Analysis and measurement of capacitance characteristics of a novel light-controlled dual-directional gate silicon-controlled rectifier

With the continuous development of optoelectronic devices, parasitic capacitance of electrostatic protection device in the optoelectronic control circuit has become an important factor affecting its response speed. This work designs and manufactures a novel light-controlled dual-directional gate silicon-controlled rectifier (LDGSCR) to study the relationship between light and parasitic capacitance based on 0.18-$\mu$m bipolar – complementary metal-semiconductor – double-diffused metal-oxide semiconductor process. The capacitance characteristics of LDGSCR is predicted and verified based on basic principles of the device, 3D device simulation, and capacitance–voltage characteristic $C(V)$ test result.

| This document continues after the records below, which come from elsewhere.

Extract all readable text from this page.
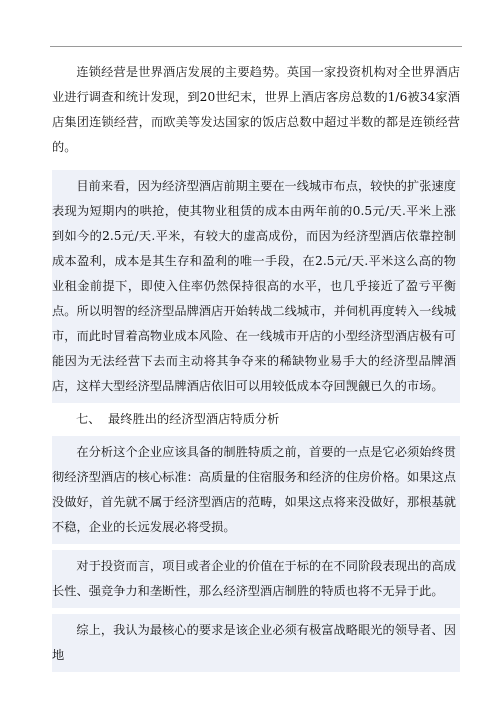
连锁经营是世界酒店发展的主要趋势。英国一家投资机构对全世界酒店业进行调查和统计发现，到20世纪末，世界上酒店客房总数的1/6被34家酒店集团连锁经营，而欧美等发达国家的饭店总数中超过半数的都是连锁经营的。

目前来看，因为经济型酒店前期主要在一线城市布点，较快的扩张速度表现为短期内的哄抢，使其物业租赁的成本由两年前的0.5元/天.平米上涨到如今的2.5元/天.平米，有较大的虚高成份，而因为经济型酒店依靠控制成本盈利，成本是其生存和盈利的唯一手段，在2.5元/天.平米这么高的物业租金前提下，即使入住率仍然保持很高的水平，也几乎接近了盈亏平衡点。所以明智的经济型品牌酒店开始转战二线城市，并伺机再度转入一线城市，而此时冒着高物业成本风险、在一线城市开店的小型经济型酒店极有可能因为无法经营下去而主动将其争夺来的稀缺物业易手大的经济型品牌酒店，这样大型经济型品牌酒店依旧可以用较低成本夺回觊觎已久的市场。

七、 最终胜出的经济型酒店特质分析

在分析这个企业应该具备的制胜特质之前，首要的一点是它必须始终贯彻经济型酒店的核心标准：高质量的住宿服务和经济的住房价格。如果这点没做好，首先就不属于经济型酒店的范畴，如果这点将来没做好，那根基就不稳，企业的长远发展必将受损。

对于投资而言，项目或者企业的价值在于标的在不同阶段表现出的高成长性、强竞争力和垄断性，那么经济型酒店制胜的特质也将不无异于此。

综上，我认为最核心的要求是该企业必须有极富战略眼光的领导者、因地
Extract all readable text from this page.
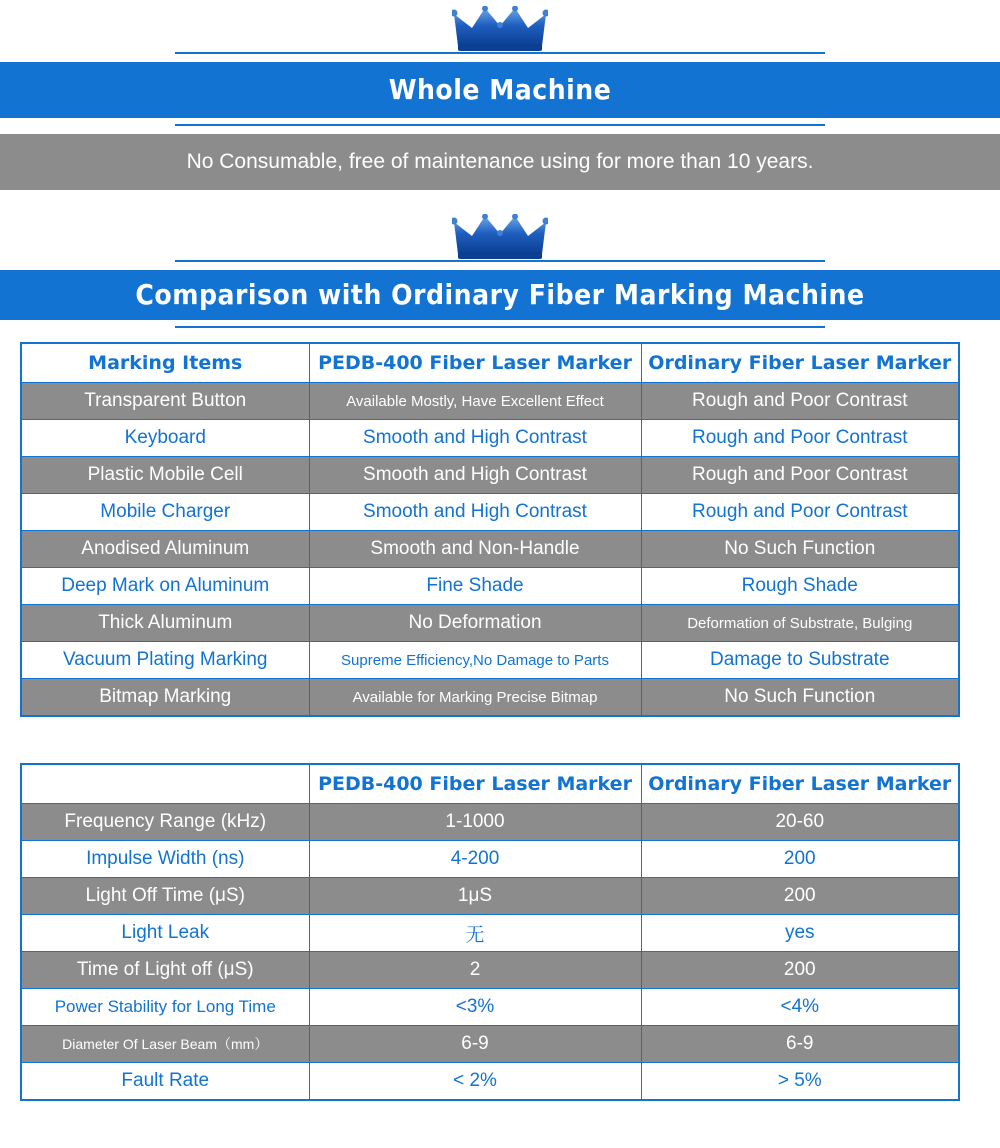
Whole Machine
No Consumable, free of maintenance using for more than 10 years.
Comparison with Ordinary Fiber Marking Machine
Marking Items	PEDB-400 Fiber Laser Marker	Ordinary Fiber Laser Marker
Transparent Button	Available Mostly, Have Excellent Effect	Rough and Poor Contrast
Keyboard	Smooth and High Contrast	Rough and Poor Contrast
Plastic Mobile Cell	Smooth and High Contrast	Rough and Poor Contrast
Mobile Charger	Smooth and High Contrast	Rough and Poor Contrast
Anodised Aluminum	Smooth and Non-Handle	No Such Function
Deep Mark on Aluminum	Fine Shade	Rough Shade
Thick Aluminum	No Deformation	Deformation of Substrate, Bulging
Vacuum Plating Marking	Supreme Efficiency,No Damage to Parts	Damage to Substrate
Bitmap Marking	Available for Marking Precise Bitmap	No Such Function
	PEDB-400 Fiber Laser Marker	Ordinary Fiber Laser Marker
Frequency Range (kHz)	1-1000	20-60
Impulse Width (ns)	4-200	200
Light Off Time (μS)	1μS	200
Light Leak	无	yes
Time of Light off (μS)	2	200
Power Stability for Long Time	<3%	<4%
Diameter Of Laser Beam（mm）	6-9	6-9
Fault Rate	< 2%	> 5%
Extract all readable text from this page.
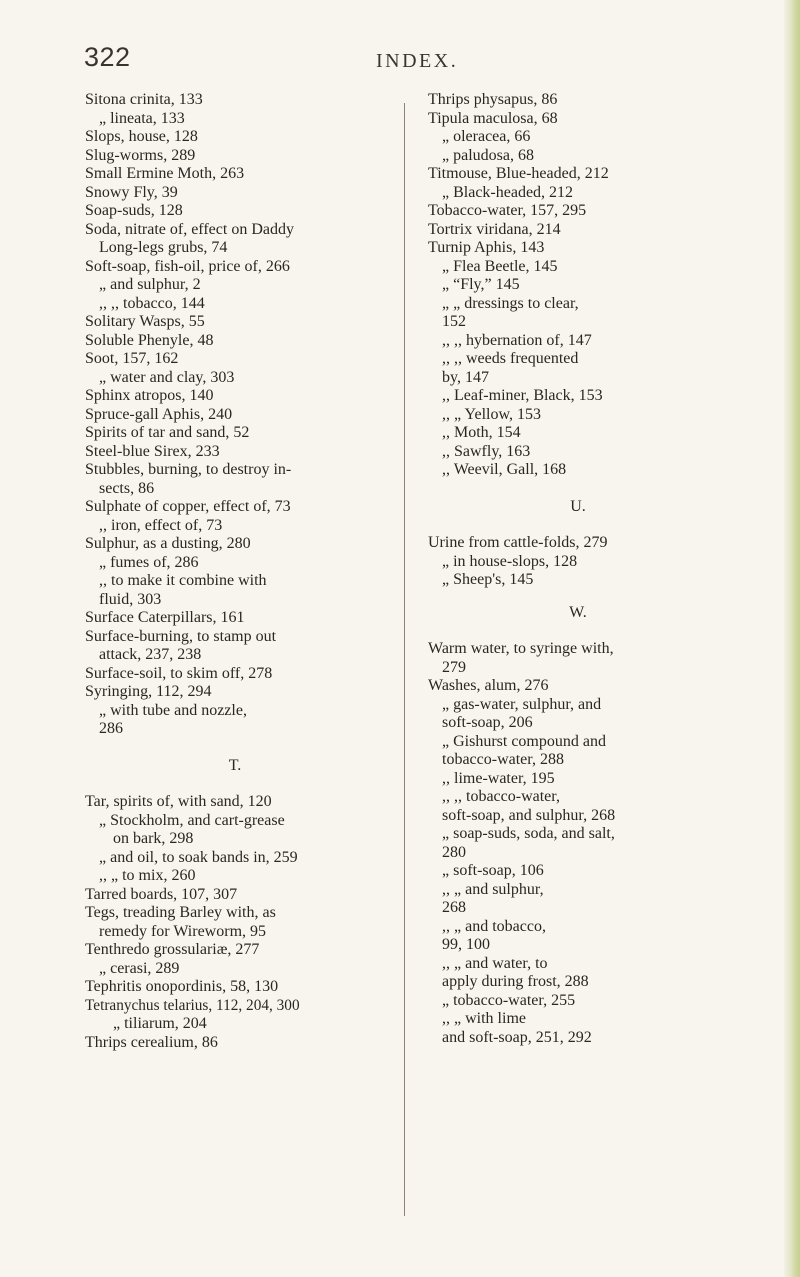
322	INDEX.
Sitona crinita, 133
„ lineata, 133
Slops, house, 128
Slug-worms, 289
Small Ermine Moth, 263
Snowy Fly, 39
Soap-suds, 128
Soda, nitrate of, effect on Daddy
Long-legs grubs, 74
Soft-soap, fish-oil, price of, 266
„ and sulphur, 2
,, ,, tobacco, 144
Solitary Wasps, 55
Soluble Phenyle, 48
Soot, 157, 162
„ water and clay, 303
Sphinx atropos, 140
Spruce-gall Aphis, 240
Spirits of tar and sand, 52
Steel-blue Sirex, 233
Stubbles, burning, to destroy in-
sects, 86
Sulphate of copper, effect of, 73
,, iron, effect of, 73
Sulphur, as a dusting, 280
„ fumes of, 286
,, to make it combine with
fluid, 303
Surface Caterpillars, 161
Surface-burning, to stamp out
attack, 237, 238
Surface-soil, to skim off, 278
Syringing, 112, 294
„ with tube and nozzle,
286
T.
Tar, spirits of, with sand, 120
„ Stockholm, and cart-grease
on bark, 298
„ and oil, to soak bands in, 259
,, „ to mix, 260
Tarred boards, 107, 307
Tegs, treading Barley with, as
remedy for Wireworm, 95
Tenthredo grossulariæ, 277
„ cerasi, 289
Tephritis onopordinis, 58, 130
Tetranychus telarius, 112, 204, 300
„ tiliarum, 204
Thrips cerealium, 86
Thrips physapus, 86
Tipula maculosa, 68
„ oleracea, 66
„ paludosa, 68
Titmouse, Blue-headed, 212
„ Black-headed, 212
Tobacco-water, 157, 295
Tortrix viridana, 214
Turnip Aphis, 143
„ Flea Beetle, 145
„ “Fly,” 145
„ „ dressings to clear,
152
,, ,, hybernation of, 147
,, ,, weeds frequented
by, 147
,, Leaf-miner, Black, 153
,, „ Yellow, 153
,, Moth, 154
,, Sawfly, 163
,, Weevil, Gall, 168
U.
Urine from cattle-folds, 279
„ in house-slops, 128
„ Sheep's, 145
W.
Warm water, to syringe with,
279
Washes, alum, 276
„ gas-water, sulphur, and
soft-soap, 206
„ Gishurst compound and
tobacco-water, 288
,, lime-water, 195
,, ,, tobacco-water,
soft-soap, and sulphur, 268
„ soap-suds, soda, and salt,
280
„ soft-soap, 106
,, „ and sulphur,
268
,, „ and tobacco,
99, 100
,, „ and water, to
apply during frost, 288
„ tobacco-water, 255
,, „ with lime
and soft-soap, 251, 292
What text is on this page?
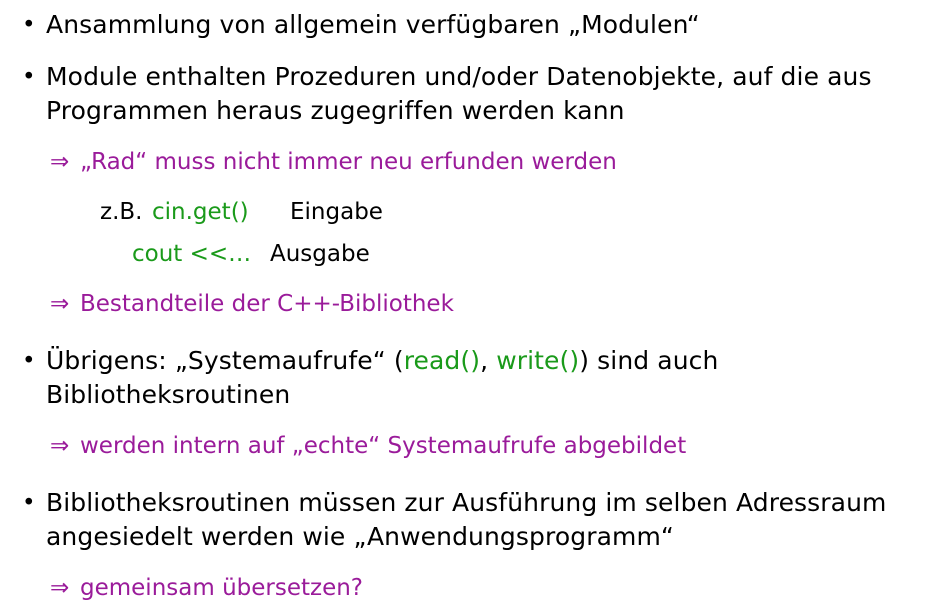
• Ansammlung von allgemein verfügbaren „Modulen“
• Module enthalten Prozeduren und/oder Datenobjekte, auf die aus
Programmen heraus zugegriffen werden kann
⇒ „Rad“ muss nicht immer neu erfunden werden
z.B. cin.get()	Eingabe
cout <<… Ausgabe
⇒ Bestandteile der C++-Bibliothek
• Übrigens: „Systemaufrufe“ (read(), write()) sind auch Bibliotheksroutinen
⇒ werden intern auf „echte“ Systemaufrufe abgebildet
• Bibliotheksroutinen müssen zur Ausführung im selben Adressraum
angesiedelt werden wie „Anwendungsprogramm“
⇒ gemeinsam übersetzen?
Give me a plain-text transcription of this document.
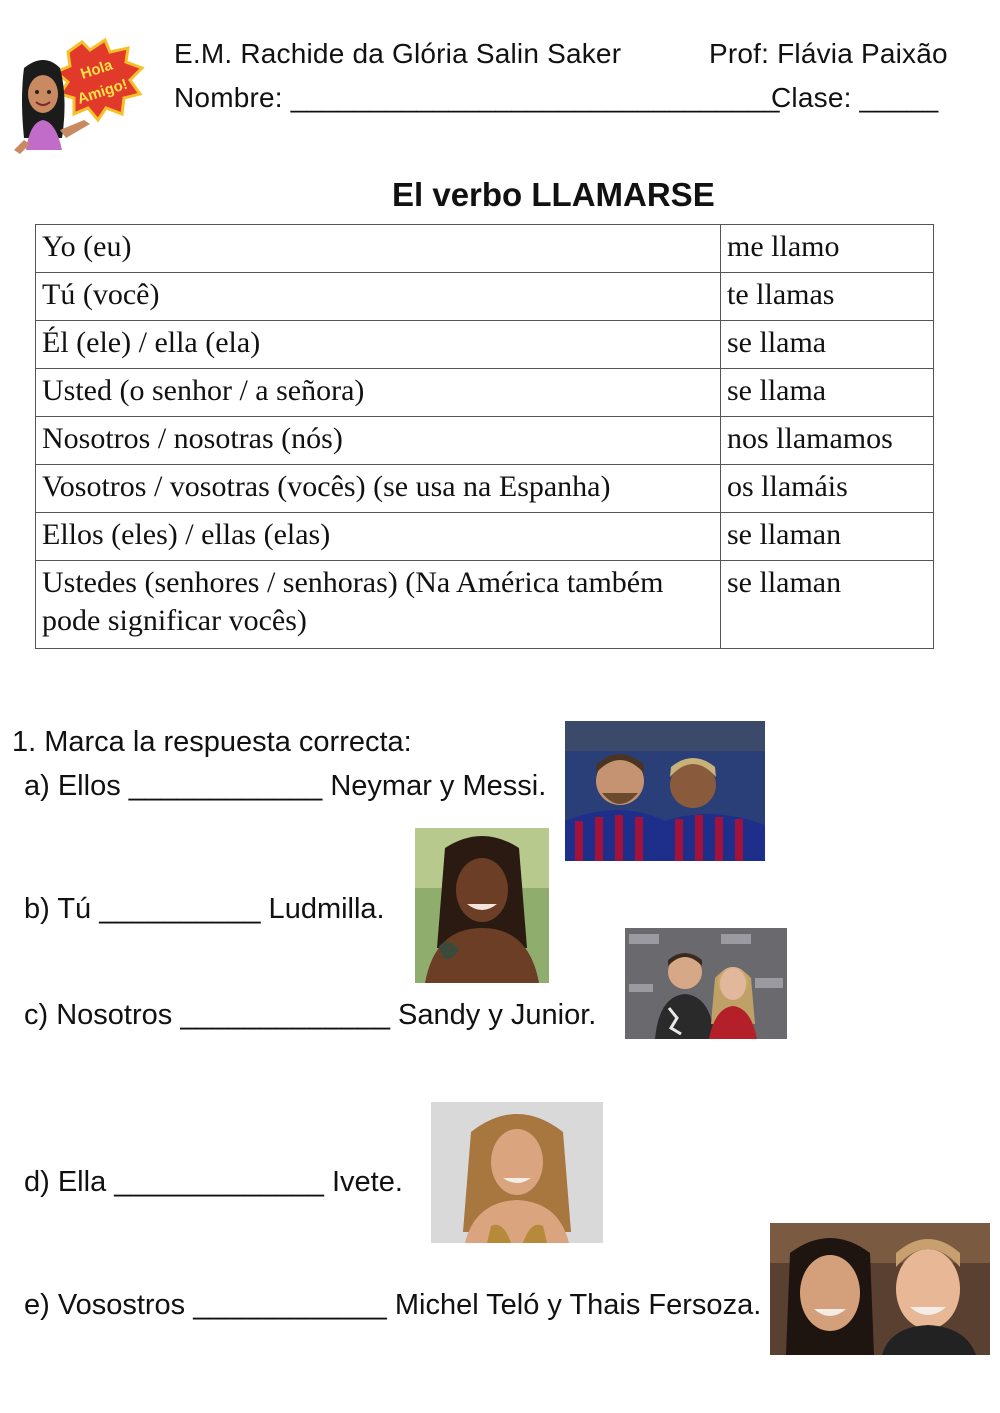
Hola
Amigo!
E.M. Rachide da Glória Salin Saker	Prof: Flávia Paixão
Nombre: _______________________________
Clase: _____
El verbo LLAMARSE
Yo (eu)	me llamo
Tú (você)	te llamas
Él (ele) / ella (ela)	se llama
Usted (o senhor / a señora)	se llama
Nosotros / nosotras (nós)	nos llamamos
Vosotros / vosotras (vocês) (se usa na Espanha)	os llamáis
Ellos (eles) / ellas (elas)	se llaman
Ustedes (senhores / senhoras) (Na América também pode significar vocês)	se llaman
1. Marca la respuesta correcta:
a) Ellos ____________ Neymar y Messi.
b) Tú __________ Ludmilla.
c) Nosotros _____________ Sandy y Junior.
d) Ella _____________ Ivete.
e) Vosostros ____________ Michel Teló y Thais Fersoza.
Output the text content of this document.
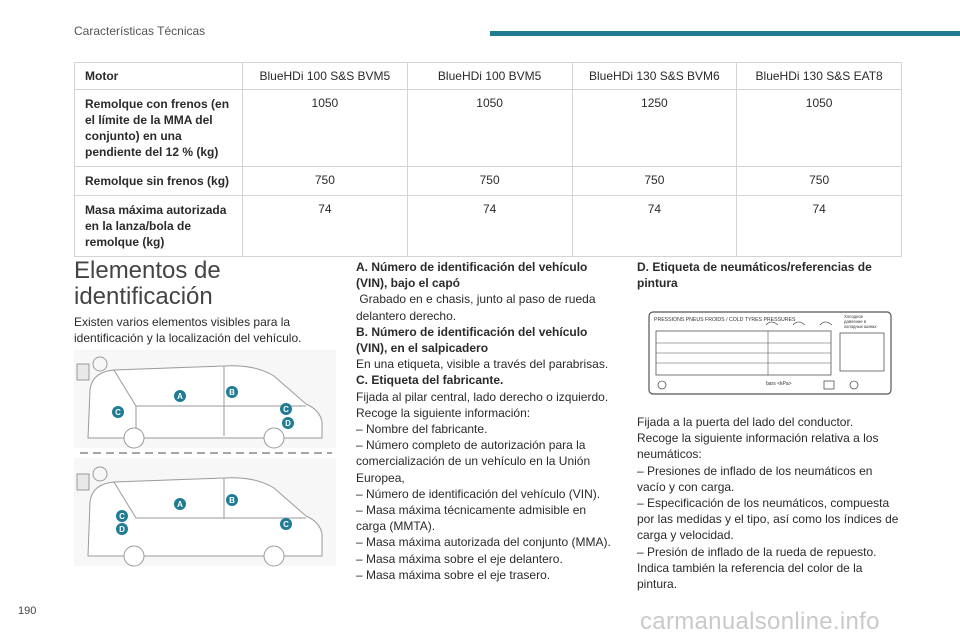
Características Técnicas
Motor	BlueHDi 100 S&S BVM5	BlueHDi 100 BVM5	BlueHDi 130 S&S BVM6	BlueHDi 130 S&S EAT8
Remolque con frenos (en el límite de la MMA del conjunto) en una pendiente del 12 % (kg)	1050	1050	1250	1050
Remolque sin frenos (kg)	750	750	750	750
Masa máxima autorizada en la lanza/bola de remolque (kg)	74	74	74	74
Elementos de identificación
Existen varios elementos visibles para la identificación y la localización del vehículo.
A	B
C	C
D
A	B
C
D
C

A. Número de identificación del vehículo (VIN), bajo el capó

Grabado en e chasis, junto al paso de rueda delantero derecho.

B. Número de identificación del vehículo (VIN), en el salpicadero

En una etiqueta, visible a través del parabrisas.

C. Etiqueta del fabricante.

Fijada al pilar central, lado derecho o izquierdo.

Recoge la siguiente información:

– Nombre del fabricante.

– Número completo de autorización para la comercialización de un vehículo en la Unión Europea,

– Número de identificación del vehículo (VIN).

– Masa máxima técnicamente admisible en carga (MMTA).

– Masa máxima autorizada del conjunto (MMA).

– Masa máxima sobre el eje delantero.

– Masa máxima sobre el eje trasero.

D. Etiqueta de neumáticos/referencias de pintura

PRESSIONS PNEUS FROIDS / COLD TYRES PRESSURES
Холодное
давление в
холодных шинах
bars <kPa>

Fijada a la puerta del lado del conductor.

Recoge la siguiente información relativa a los neumáticos:

– Presiones de inflado de los neumáticos en vacío y con carga.

– Especificación de los neumáticos, compuesta por las medidas y el tipo, así como los índices de carga y velocidad.

– Presión de inflado de la rueda de repuesto.

Indica también la referencia del color de la pintura.

190	carmanualsonline.info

The results show that parasitic capacitance of LDGSCR is affected by both light and bias voltage due to selectivity of $J_2$ junction to light wavelength. The parasitic capacitance of LDGSCR is interestingly divided into three stages of change as voltage increases under light, and the magnitude of capacitance increase varies with the change of light wavelength. In addition, the influence of darkness and light intensity on the parasitic capacitance of LDGSCR is studied. Finally, an optimal adjustment method that balances design windows of novel device and operating frequency of circuit is proposed. This work provides suggestions for the study of capacitance characteristics of light-controlled electrostatic protection devices.